The allure of doom’s new boundary breakers subsequently created a struggle for room. Brett Campbell‘s Godflesh shirt belied the soft edges Pallbearer portray on record, but their pulverising power was unmistakable from the opening strands of World’s Apart, the opening track from their recent and magnificent Foundations Of Burden (Profound Lore)album. Guitarist Devin Holt was the archetypal rhythm master, throwing shapes with grave abandon, whilst Campbell’s leads soared and punctured holes in the ceiling. A nod to drummer Mark Lierly induced the swell of noise that is first album highlight Devoid Of Redemption: a cymbal puncturing the purr of Zeus’ cat, that slow juggernaut of a riff catching a groove from Lierly’s brutal yet studious pounding.
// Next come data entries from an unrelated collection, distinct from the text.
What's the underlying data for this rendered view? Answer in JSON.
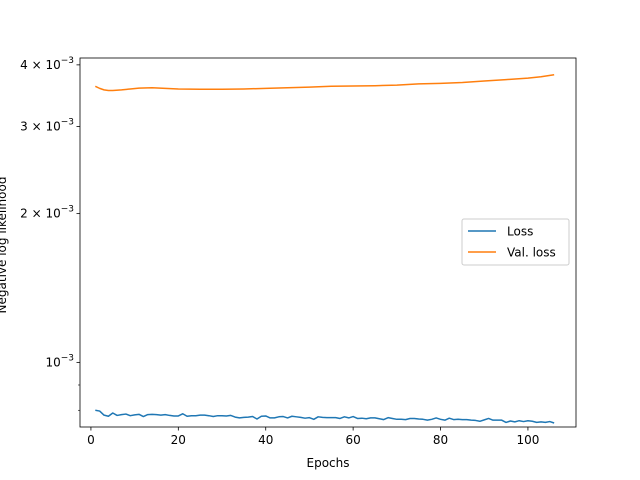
{
  "chart_data": {
    "type": "line",
    "title": "",
    "xlabel": "Epochs",
    "ylabel": "Negative log likelihood",
    "yscale": "log",
    "xlim": [
      -2.5,
      111
    ],
    "ylim": [
      0.00074,
      0.00413
    ],
    "grid": false,
    "legend_position": "center-right",
    "x_ticks": [
      {
        "value": 0,
        "label": "0"
      },
      {
        "value": 20,
        "label": "20"
      },
      {
        "value": 40,
        "label": "40"
      },
      {
        "value": 60,
        "label": "60"
      },
      {
        "value": 80,
        "label": "80"
      },
      {
        "value": 100,
        "label": "100"
      }
    ],
    "y_major_ticks": [
      {
        "value": 0.001,
        "mantissa": "",
        "exp": "−3"
      },
      {
        "value": 0.002,
        "mantissa": "2 × ",
        "exp": "−3"
      },
      {
        "value": 0.003,
        "mantissa": "3 × ",
        "exp": "−3"
      },
      {
        "value": 0.004,
        "mantissa": "4 × ",
        "exp": "−3"
      }
    ],
    "y_minor_ticks": [
      0.0008,
      0.0009,
      0.005,
      0.006,
      0.007,
      0.008,
      0.009
    ],
    "series": [
      {
        "name": "Loss",
        "color": "#1f77b4",
        "values": [
          [
            1,
            0.0008
          ],
          [
            2,
            0.000797
          ],
          [
            3,
            0.000782
          ],
          [
            4,
            0.000778
          ],
          [
            5,
            0.00079
          ],
          [
            6,
            0.000781
          ],
          [
            7,
            0.000784
          ],
          [
            8,
            0.000786
          ],
          [
            9,
            0.00078
          ],
          [
            10,
            0.000783
          ],
          [
            11,
            0.000785
          ],
          [
            12,
            0.000777
          ],
          [
            13,
            0.000784
          ],
          [
            14,
            0.000785
          ],
          [
            15,
            0.000784
          ],
          [
            16,
            0.000782
          ],
          [
            17,
            0.000784
          ],
          [
            18,
            0.000781
          ],
          [
            19,
            0.000779
          ],
          [
            20,
            0.000779
          ],
          [
            21,
            0.000787
          ],
          [
            22,
            0.000778
          ],
          [
            23,
            0.00078
          ],
          [
            24,
            0.00078
          ],
          [
            25,
            0.000782
          ],
          [
            26,
            0.000782
          ],
          [
            27,
            0.00078
          ],
          [
            28,
            0.000777
          ],
          [
            29,
            0.00078
          ],
          [
            30,
            0.00078
          ],
          [
            31,
            0.000779
          ],
          [
            32,
            0.000781
          ],
          [
            33,
            0.000775
          ],
          [
            34,
            0.000772
          ],
          [
            35,
            0.000774
          ],
          [
            36,
            0.000775
          ],
          [
            37,
            0.000777
          ],
          [
            38,
            0.000768
          ],
          [
            39,
            0.000778
          ],
          [
            40,
            0.000779
          ],
          [
            41,
            0.000772
          ],
          [
            42,
            0.000772
          ],
          [
            43,
            0.000776
          ],
          [
            44,
            0.000777
          ],
          [
            45,
            0.000772
          ],
          [
            46,
            0.000778
          ],
          [
            47,
            0.000776
          ],
          [
            48,
            0.000774
          ],
          [
            49,
            0.000771
          ],
          [
            50,
            0.000773
          ],
          [
            51,
            0.000767
          ],
          [
            52,
            0.000776
          ],
          [
            53,
            0.000774
          ],
          [
            54,
            0.000773
          ],
          [
            55,
            0.000773
          ],
          [
            56,
            0.000773
          ],
          [
            57,
            0.00077
          ],
          [
            58,
            0.000776
          ],
          [
            59,
            0.000772
          ],
          [
            60,
            0.000777
          ],
          [
            61,
            0.00077
          ],
          [
            62,
            0.000771
          ],
          [
            63,
            0.000769
          ],
          [
            64,
            0.000772
          ],
          [
            65,
            0.000772
          ],
          [
            66,
            0.000769
          ],
          [
            67,
            0.000766
          ],
          [
            68,
            0.000773
          ],
          [
            69,
            0.00077
          ],
          [
            70,
            0.000767
          ],
          [
            71,
            0.000767
          ],
          [
            72,
            0.000766
          ],
          [
            73,
            0.00077
          ],
          [
            74,
            0.00077
          ],
          [
            75,
            0.000768
          ],
          [
            76,
            0.000767
          ],
          [
            77,
            0.000764
          ],
          [
            78,
            0.000767
          ],
          [
            79,
            0.000772
          ],
          [
            80,
            0.000767
          ],
          [
            81,
            0.000764
          ],
          [
            82,
            0.000771
          ],
          [
            83,
            0.000766
          ],
          [
            84,
            0.000767
          ],
          [
            85,
            0.000766
          ],
          [
            86,
            0.000766
          ],
          [
            87,
            0.000764
          ],
          [
            88,
            0.000763
          ],
          [
            89,
            0.00076
          ],
          [
            90,
            0.000765
          ],
          [
            91,
            0.00077
          ],
          [
            92,
            0.000764
          ],
          [
            93,
            0.000764
          ],
          [
            94,
            0.000764
          ],
          [
            95,
            0.000756
          ],
          [
            96,
            0.000761
          ],
          [
            97,
            0.000758
          ],
          [
            98,
            0.000762
          ],
          [
            99,
            0.000759
          ],
          [
            100,
            0.000762
          ],
          [
            101,
            0.00076
          ],
          [
            102,
            0.000756
          ],
          [
            103,
            0.000758
          ],
          [
            104,
            0.000756
          ],
          [
            105,
            0.000759
          ],
          [
            106,
            0.000754
          ]
        ]
      },
      {
        "name": "Val. loss",
        "color": "#ff7f0e",
        "values": [
          [
            1,
            0.00362
          ],
          [
            2,
            0.003585
          ],
          [
            3,
            0.00356
          ],
          [
            4,
            0.00355
          ],
          [
            5,
            0.00355
          ],
          [
            7,
            0.00356
          ],
          [
            9,
            0.003575
          ],
          [
            11,
            0.00359
          ],
          [
            14,
            0.003595
          ],
          [
            17,
            0.003585
          ],
          [
            20,
            0.003575
          ],
          [
            25,
            0.00357
          ],
          [
            30,
            0.00357
          ],
          [
            35,
            0.003575
          ],
          [
            40,
            0.003585
          ],
          [
            45,
            0.003595
          ],
          [
            50,
            0.003605
          ],
          [
            55,
            0.00362
          ],
          [
            60,
            0.003625
          ],
          [
            65,
            0.00363
          ],
          [
            70,
            0.00364
          ],
          [
            75,
            0.00366
          ],
          [
            80,
            0.00367
          ],
          [
            85,
            0.003685
          ],
          [
            90,
            0.00371
          ],
          [
            95,
            0.003735
          ],
          [
            100,
            0.00376
          ],
          [
            103,
            0.003785
          ],
          [
            106,
            0.00382
          ]
        ]
      }
    ]
  }
}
Campbell’s voice was a chiming bell, hitting notes full of melody and pathos, whilst bassist Joseph Rowland punched the air during the huge coda of Foreigner, showing both the relief and the euphoria of a defining moment. The crowd adored this brave, unfettered quartet who believe in every note they play and who were only slightly thrown by a venue protesting against the sheer weight of their sound. This was something special.
As was the performance from tonight’s headliners, the revered YOB: a pulsating, fulminating mass of energy, the enigma that is Mike Scheidt‘s voice soaring then slicing through a now-hammered venue. The full playing of latest album Clearing the Path to Ascend exploded forth with the maelstrom of clear sound and thundering bass that was In Our Blood, Scheidt bounding to his mic like a mugger, whilst he and bassist Aaron Rieseberg bucked with every twist of the crater-creating riffs. The sonic violence of Nothing to Win was greeted with joy, Rieseberg’s ferocious bass peddling belying his peaceful demeanour, Travis Foster’s drumming as phenomenal to witness as to hear on the album version. New classic Marrow concluded the evening, and was possibly the most subliminal and emotional twenty minutes of a gig I’ve ever experienced. In two-tone espadrilles and a purple leather waistcoat, the prince of doom led his bare-chested sticksman and spacey, body-shuddering bassist to a mellow yet wondrously heavy glory: at times a caressing savagery, others a cosmic beauty, the whole moving more than this old hack to tears.
The aftermath was a bewildered delight, people hugging the band or sitting on the stage fringes shaking their heads in awe-struck wonder. This most glorious of nights was a privilege, an epiphany, which a bigger venue would have enhanced but possibly robbed of its intensity and warmth, and will forever be fondly remembered by the fortunate souls who witnessed it.